Impossible à prouver. Et puis, les Français ne sont pas stupides à ce point-là. Mais personne ne peut garantir que cette idée machiavélique n’a pas effleuré l’esprit de certains stratèges de l’Élysée. Cela dit, une autre critique du président des Hauts-de-France semble plus solide : dévaloriser l’élection de dimanche, c’est nourrir l’abstention. Évidemment, après le triste record de dimanche dernier, c’est de la part du pouvoir prendre un risque assez incompréhensible.

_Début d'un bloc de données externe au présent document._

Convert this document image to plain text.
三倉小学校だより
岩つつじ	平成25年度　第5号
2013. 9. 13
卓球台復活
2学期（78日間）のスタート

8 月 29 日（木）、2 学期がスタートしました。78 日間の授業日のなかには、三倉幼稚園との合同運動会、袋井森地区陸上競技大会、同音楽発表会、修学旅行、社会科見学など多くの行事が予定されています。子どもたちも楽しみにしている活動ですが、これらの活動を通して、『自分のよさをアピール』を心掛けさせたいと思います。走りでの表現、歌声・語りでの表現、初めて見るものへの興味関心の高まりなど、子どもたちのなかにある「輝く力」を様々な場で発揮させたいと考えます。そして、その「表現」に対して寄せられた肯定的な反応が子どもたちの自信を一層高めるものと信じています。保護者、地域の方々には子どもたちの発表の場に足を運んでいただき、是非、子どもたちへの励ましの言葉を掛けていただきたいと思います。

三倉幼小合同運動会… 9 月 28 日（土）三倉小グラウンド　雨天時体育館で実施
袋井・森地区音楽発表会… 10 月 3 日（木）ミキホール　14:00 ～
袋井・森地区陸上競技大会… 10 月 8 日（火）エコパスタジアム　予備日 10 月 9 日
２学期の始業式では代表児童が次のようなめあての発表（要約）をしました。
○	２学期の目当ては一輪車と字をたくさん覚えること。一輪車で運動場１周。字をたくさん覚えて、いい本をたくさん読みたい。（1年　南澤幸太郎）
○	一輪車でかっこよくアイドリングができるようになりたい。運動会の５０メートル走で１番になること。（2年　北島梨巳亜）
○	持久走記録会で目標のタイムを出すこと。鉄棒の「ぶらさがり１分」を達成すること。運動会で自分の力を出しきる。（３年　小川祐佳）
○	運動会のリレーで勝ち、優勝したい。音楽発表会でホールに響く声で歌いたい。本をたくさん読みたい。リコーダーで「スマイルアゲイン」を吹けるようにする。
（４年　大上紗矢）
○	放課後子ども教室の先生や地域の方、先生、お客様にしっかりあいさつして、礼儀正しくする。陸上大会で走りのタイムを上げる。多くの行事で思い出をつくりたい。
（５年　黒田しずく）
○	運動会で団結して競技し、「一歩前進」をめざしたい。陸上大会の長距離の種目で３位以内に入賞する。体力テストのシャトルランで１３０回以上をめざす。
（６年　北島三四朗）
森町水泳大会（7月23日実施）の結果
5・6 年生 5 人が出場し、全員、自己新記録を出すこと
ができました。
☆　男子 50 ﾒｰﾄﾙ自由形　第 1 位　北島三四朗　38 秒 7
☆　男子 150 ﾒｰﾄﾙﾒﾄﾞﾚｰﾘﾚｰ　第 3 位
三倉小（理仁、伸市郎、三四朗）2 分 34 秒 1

Marine Le Pen, elle aussi, a pointé le risque de nourrir l’abstention.

Elle s’est insurgée contre le choix du 24 avril, un jour où toutes les zones scolaires seront en vacances. Là aussi, abstention garantie.

La patronne du Rassemblement national a affirmé qu’il fallait "changer ces dates".

Ce qui est en pratique quasi-impossible : changer les dates de vacances scolaires de Pâques, on imagine le tollé. Changer les dates du scrutin pour éviter les vacances ou les jours fériés du 1er et du 8 mai, ça voudrait dire raccourcir le mandat de plus d’un mois. Ce qui est interdit par la Constitution. Non, la réalité, c’est qu’il n’y a pas, à cause du calendrier, de bonne date pour la présidentielle de 2022. Alors, plutôt que d’aborder le sujet par la question des dates, mieux vaudrait se concentrer sur le sujet, beaucoup plus fondamental celui-là, de la lutte contre l’abstention et prendre appui sur la difficulté qu’il y aura à voter l’an prochain, pour sortir notre code électoral du XXe siècle et le moderniser en autorisant le vote par correspondance, la procuration en un clic et très vite, le vote par Internet. Ce n’est pas parce qu’on revendique d’être une vieille démocratie qu’il faut se figer sur des règles d’un autre âge.